Isto parece de uma parvinha, mas eu não era parva. Fui atrás do eléctrico, cheguei à Baixa e vi a Rua das Pretas. Era lá que eu vinha, naqueles dois dias ou três que estava em Lisboa, aviar-me a um lugar de frutas e batatas. Pensei:

- Ah, já sei onde é!

Vejo o Largo da Anunciada. O Elevador do Lavra vinha ter mesmo ao Largo da Anunciada.

- Pronto, já estou safa!

Mas uma vez, ainda acabei a venda mais longe! Andei, andei, andei e fui ter ao Campo de Santana. O Elevador do Lavra, que era onde eu morava, vinha até ao Campo de Santana, mas eu não socorri que era ali a rua. Fui por a Calçada de Santana abaixo e fui ter à Baixa. Ali, na Baixa, já era um bocadito atrapalhada.
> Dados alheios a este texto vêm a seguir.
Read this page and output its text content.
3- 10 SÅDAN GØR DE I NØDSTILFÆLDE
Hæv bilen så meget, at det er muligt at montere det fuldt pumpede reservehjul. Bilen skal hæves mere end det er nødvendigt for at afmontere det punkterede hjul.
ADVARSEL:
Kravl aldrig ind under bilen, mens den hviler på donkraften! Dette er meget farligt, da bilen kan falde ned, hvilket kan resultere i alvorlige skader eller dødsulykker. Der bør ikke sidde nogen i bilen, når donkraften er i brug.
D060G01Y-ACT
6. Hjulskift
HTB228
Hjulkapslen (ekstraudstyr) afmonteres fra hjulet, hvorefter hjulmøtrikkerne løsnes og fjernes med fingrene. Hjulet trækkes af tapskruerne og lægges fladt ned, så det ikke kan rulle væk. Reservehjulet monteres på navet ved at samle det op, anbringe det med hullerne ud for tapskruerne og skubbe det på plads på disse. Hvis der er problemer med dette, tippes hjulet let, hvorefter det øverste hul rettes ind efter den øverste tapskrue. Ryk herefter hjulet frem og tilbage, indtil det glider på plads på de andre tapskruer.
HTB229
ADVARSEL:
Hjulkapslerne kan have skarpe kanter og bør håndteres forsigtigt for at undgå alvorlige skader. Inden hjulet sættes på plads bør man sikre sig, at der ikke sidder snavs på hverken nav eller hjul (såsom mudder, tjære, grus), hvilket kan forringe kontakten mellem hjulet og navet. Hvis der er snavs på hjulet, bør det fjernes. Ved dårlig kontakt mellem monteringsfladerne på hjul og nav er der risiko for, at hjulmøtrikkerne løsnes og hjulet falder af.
Mas vim para trás e disse:

- Ah, aqui é a Praça da Figueira!

O meu marido trabalhava na Rua Eugénio dos Santos, que começava ali:

- Ah, é para cima!

Pronto! Quando ele me viu a vir de baixo para cima, disse:

- “Então, de onde é que tu vens?”

Digo assim:

- Então, olha, perdi-me. Em lugar de vir por aqui, fui por ali. Mas, pronto, já cá estou.

Éramos raparigas novas. Tudo nos desenrascava. É giro.